Marine Data Literacy 2.0

Providing instruction for managing, converting, analyzing and displaying oceanographic station data, marine meteorological data, GIS-compatible marine and coastal data or model simulations, and mapped remote sensing imagery

 

 

 

 

Home > Gridded Data > 5.17 IDV Histogram

5.17 Creating a Histogram in Excel for IDV Grids

  • Exercise Title:  Creating a Frequency Distribution Graph (Histogram) in Excel for Integrated Data Viewer (IDV) Grids

  • Abstract:  Until IDV gets its own histogram tool, this method works very quickly and easily, and can be run alongside IDV with no trouble.

  • Preliminary Reading (in OceanTeacher, unless otherwise indicated):

    • N/A

  • Required Software:

    • Excel - Must have the DATA ANALYSIS add-in installed.  Just run Excel and go to FILE > OPTIONS > ADD-INS.

  • Other Resources: 

  • Author:  Murray Brown

  • Version:  9-8-2014 (re-revised after much coffee)

1.  This is the Excel spreadsheet you can export from IDV for any raster product.  Note that it is essentially an extended XYZ table, with separate columns for each time step.

2.  We can't work with the #NUM! values, so use Excel's FIND AND REPLACE function to replace every occurrence with nothing, i.e. delete them all.
3.  This message indicates successful deletion.  The table is ready for use.
4.  This is the spreadsheet with the no-data values removed. We want to make a frequency distribution (i.e. a histogram) for any of the data columns.  We don't have time to study them to find out the value ranges, so we need a quick trick to see them automatically.
5.  Find the DATA ANALYSIS control.  If you can't find it, them you must install the ADD IN.
6.  Select the HISTOGRAM tool, and click OK.
7.  For this example, let's make a histogram for the E column of data values.  Select the INPUT RANGE control (the tiny spreadsheet icon to its right), and then select the E column.  Excel will automatically show $E:$E to indicate this column.

Then check these:

  • LABELS
  • CHART OUTPUT

Then don't do anything else, but click OK.

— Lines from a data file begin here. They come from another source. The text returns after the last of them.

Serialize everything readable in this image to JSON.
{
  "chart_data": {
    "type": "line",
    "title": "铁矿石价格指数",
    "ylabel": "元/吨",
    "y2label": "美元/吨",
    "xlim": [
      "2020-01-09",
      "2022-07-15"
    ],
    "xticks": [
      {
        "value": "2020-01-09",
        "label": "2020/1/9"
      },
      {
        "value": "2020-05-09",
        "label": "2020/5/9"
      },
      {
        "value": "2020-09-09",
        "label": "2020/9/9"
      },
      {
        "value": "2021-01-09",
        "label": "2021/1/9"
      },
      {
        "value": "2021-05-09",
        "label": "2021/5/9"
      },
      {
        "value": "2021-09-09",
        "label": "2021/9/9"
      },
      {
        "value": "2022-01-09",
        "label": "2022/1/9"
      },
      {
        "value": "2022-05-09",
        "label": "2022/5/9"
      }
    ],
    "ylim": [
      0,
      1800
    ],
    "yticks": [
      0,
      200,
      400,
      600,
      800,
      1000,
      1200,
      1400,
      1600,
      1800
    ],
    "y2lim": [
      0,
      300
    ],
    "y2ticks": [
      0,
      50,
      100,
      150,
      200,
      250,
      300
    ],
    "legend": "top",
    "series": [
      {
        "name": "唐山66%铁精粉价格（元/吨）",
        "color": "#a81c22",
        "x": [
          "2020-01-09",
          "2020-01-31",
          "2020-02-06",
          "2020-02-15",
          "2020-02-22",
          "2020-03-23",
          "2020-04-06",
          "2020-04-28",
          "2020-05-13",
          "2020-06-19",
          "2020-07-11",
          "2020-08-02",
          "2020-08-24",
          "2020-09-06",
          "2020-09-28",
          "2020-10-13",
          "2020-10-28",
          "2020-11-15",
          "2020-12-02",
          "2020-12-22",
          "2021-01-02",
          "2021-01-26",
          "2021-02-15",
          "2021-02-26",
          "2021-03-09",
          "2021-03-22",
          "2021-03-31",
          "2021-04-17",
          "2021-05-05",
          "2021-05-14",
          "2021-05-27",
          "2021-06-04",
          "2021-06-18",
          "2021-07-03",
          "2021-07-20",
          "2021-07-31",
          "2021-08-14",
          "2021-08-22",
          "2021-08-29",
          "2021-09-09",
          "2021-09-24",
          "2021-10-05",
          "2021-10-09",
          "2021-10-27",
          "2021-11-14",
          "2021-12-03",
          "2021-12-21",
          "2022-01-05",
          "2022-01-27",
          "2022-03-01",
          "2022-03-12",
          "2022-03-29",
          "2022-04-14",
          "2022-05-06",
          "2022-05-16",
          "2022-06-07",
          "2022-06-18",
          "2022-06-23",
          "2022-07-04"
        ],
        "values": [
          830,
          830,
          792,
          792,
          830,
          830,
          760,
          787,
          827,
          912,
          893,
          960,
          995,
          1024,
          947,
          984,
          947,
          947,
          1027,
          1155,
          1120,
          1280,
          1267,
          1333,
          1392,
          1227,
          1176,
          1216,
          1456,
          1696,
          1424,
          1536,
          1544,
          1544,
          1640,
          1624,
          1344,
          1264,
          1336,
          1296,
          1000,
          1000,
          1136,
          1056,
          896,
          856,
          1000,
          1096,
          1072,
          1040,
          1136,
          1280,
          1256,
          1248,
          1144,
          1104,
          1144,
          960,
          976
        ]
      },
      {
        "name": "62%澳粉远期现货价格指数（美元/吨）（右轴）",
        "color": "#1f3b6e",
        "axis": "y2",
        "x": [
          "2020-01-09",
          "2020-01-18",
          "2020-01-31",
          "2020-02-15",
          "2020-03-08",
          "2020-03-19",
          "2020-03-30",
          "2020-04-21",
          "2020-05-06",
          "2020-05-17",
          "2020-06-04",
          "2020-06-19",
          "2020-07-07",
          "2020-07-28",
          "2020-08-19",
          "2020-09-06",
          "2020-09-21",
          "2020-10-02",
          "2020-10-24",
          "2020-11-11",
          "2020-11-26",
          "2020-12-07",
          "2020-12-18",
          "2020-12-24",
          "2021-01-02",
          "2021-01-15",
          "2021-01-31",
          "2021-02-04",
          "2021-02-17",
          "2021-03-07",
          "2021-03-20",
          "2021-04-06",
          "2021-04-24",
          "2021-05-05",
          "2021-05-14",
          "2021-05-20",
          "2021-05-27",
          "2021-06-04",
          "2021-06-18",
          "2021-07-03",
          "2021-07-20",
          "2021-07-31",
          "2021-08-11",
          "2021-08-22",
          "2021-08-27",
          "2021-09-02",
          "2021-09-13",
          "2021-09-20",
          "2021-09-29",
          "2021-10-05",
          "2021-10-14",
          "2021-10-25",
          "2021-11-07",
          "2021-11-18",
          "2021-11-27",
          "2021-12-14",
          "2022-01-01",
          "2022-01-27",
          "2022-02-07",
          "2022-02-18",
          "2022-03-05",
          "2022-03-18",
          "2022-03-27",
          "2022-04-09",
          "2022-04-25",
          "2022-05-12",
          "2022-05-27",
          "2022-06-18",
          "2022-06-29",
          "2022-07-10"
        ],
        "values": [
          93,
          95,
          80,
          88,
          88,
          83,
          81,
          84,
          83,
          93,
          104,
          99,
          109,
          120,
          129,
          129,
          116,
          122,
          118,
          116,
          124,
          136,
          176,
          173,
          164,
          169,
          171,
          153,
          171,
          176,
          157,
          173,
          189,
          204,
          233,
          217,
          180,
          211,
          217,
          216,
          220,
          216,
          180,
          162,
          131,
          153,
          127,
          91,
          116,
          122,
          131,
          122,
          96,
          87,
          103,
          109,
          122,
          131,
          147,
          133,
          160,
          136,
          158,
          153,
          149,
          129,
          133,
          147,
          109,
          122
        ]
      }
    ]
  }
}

8.  Here you see a "quick and dirty" histogram for the whole dataset, made automatically by Excel.  You can easily see that the value range should be 33-36 (or similar).
9.  Now, in the real world, you'll need some value ranges, arranged into evenly spaced "bins" for your data.  Each type of data, e.g. salinity, temperature, will have at least one favorite value range, based on the area where you work, the seasons, etc.  We provide you a generic salinity value range set in he next panel, where you can copy and use the values you need to make a really good histogram in Excel.

The author has performed some experiments with Excel, and discovered how the bin values work with the HISTOGRAM data tool.  You'll need to do work on your own later to derive your own bin value scales.

10.  How distribution bin values (in bold) work with the data value ("x") distributions in Excel:
  • 0:  x = 0
  • 1:  0 < x <= 1, centered on 0.5
  • 2:  1 < x <= 2, centered on 1.5
  • 3:  2 < x <= 3, centered on 2.5
  • etc.

So this means that the bin value is the maximum value of the data in that bin.  The minimum value of data in that bin depends on the next lower bin value.

11.  There is a very easy way to create a good set of bin values in Excel, which we'll use below.  But you must take responsibility for the selection of the values and for defending your selections scientifically.
12.  Decide on the bin values you want to use for your final histogram, based on the "quick and dirty" histogram.  For example, in the above example, we might chose these values:
  • 32
  • 32.5
  • 33
  • 33.5
  • 34
  • 34.5
  • 35
  • 35.5
  • 36
  • 36.5
  • 37
13. Make a new column anywhere in your data spreadsheet and type the first few bin values into it (starting with the lowest).

 

14.  Now Excel can finish the list for you.  Grab the tiny handle at the bottom right corner of the selected area and slowly drag it down.  Check the values that Excel automatically adds, until you reach the limit you chose (in this case, 37).
15.  Now that you have a set of bin values, you can run the histogram tool again.  But this time you should specify the column for the BIN RANGE.  Excel "knows" exactly what you're doing, and is quite flexible in how you make this designation.

Click OK to make the analysis, and be prepared to wait a few minutes for all the calculations to finish.

 

16.  This results in a nice clean histogram with easily understood abscissa values.

NOTE:  The graphic is extremely easy to edit, as you see here.

17.  Look at the bottom of the Excel spreadsheet to see the tab structure.  SHEET0 is the original dataset, with the bin value column added.  The other SHEETS are different experiments you have performed, so you can go back and see everything again.

As usual, you can save the whole set of spreadsheets as a workbook in Excel.

18.  You can set up the workbook however you like for quickly adding data and making the histograms.  And you'll probably want to make a "canonical" set of bin values for use with commonly displayed parameters.